Von Wladimir Struminski
Es ist still geworden um Ariel Scharon. Nach Auskunft des Hadassah-Krankenhauses in Jerusalem ist sein Zustand unverändert: »ernst, aber stabil«. Auf das Wunder, der alte General möge aus dem Koma erwachen, warten die Israelis nicht mehr. Die Wahrscheinlichkeit, daß es dazu kommt, ist auch nach Ansicht der Mediziner denkbar gering. Wenn die Medien über ihn berichten, sind es Szenen eines Abschieds. Nach der Vereidigung der neuen Regierung, verlegte Ehud Olmert, nunmehr vollwertiger Regierungschef, seinen Sitz ins Ministerpräsidentenamt. Bis dahin hatte er die Amtsgeschäfte aus Pietät von seinem alten Büro im Industrieministerium besorgt. Scharons persönlicher Besitz, darunter viele Bücher, wurde aus den Amtsstuben wie aus der Ministerpräsidentenresidenz im Jerusalemer Wohnviertel Rechawia auf das Familienanwesen Haschikmim im Negev verlegt. Scharons Be-
rater verlassen nach und nach den Regierungsdienst. Selbst sein langjähriger Fahrer hat den schmerzhaften Abschied verinnerlicht: In einem Zeitungsinterview sprach Gilbert Cohen von Scharon als Freund und Vaterfigur im Stil eines Nachrufs. Sogar die Errichtung eines Grabes für Scharon auf der Haschikmim-Farm, neben der Grabstätte seiner Frau Lily ist vom zuständigen Planungs- und Bebauungsausschuß bereits genehmigt worden.

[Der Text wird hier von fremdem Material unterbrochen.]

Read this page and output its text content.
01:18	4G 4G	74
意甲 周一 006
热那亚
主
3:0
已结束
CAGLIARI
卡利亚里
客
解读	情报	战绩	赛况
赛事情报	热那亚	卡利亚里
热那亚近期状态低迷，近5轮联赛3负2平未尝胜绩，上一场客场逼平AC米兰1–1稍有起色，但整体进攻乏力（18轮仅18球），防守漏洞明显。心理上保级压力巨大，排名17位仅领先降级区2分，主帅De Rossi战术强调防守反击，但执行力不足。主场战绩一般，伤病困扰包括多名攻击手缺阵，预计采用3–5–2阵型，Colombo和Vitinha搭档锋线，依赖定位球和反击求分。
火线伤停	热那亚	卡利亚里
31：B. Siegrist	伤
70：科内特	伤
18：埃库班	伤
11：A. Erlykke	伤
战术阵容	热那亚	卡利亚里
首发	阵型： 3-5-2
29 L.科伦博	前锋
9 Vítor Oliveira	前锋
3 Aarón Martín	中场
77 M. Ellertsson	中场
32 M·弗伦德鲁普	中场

Was jetzt zu tun bleibt, ist die Verlegung des Patienten in eine Pflegeeinrichtung. Wenn das bisher nicht geschehen ist, so aus politischen eher denn aus medizinischen Gründen. »Jeder andere Patient in Scharons Zustand wäre längst verlegt worden«, räumte Hadassah-Direktor Schlomo Mor-Josef ein. Mitten im Wahlkampf wäre dies als eine Einmischung in die Politik ausgelegt worden. Jetzt aber laufen die Vorbereitungen dafür auf Hochtouren. Die Möglichkeit, den Kranken auf seiner Farm pflegen zu lassen, schlugen die Söhne Omri und Gilad, soweit bekannt, aus. Eine Zeitlang war die Unterbringung in der bekannten Reha-Klinik Beit Loewenstein in Raanana im Gespräch. Einem Medienbericht zufolge soll der Ex-Premier schon in den kommenden Tagen auf die Rehabilitationsabteilung des Tel-Haschomer-Krankenhauses bei Tel Aviv kommen. Das Hadassah-Krankenhaus selbst bestätigte gegenüber der Jüdischen Allgemeinen lediglich, die Verlegung werde »bald« stattfinden. Derweil hat der Finanzausschuß der Knesset beschlossen, Scharon dürfe noch fünf Jahre lang auf Staatskosten betreut werden. Ob er diese Zeit ausschöpft, liegt in Gottes Hand.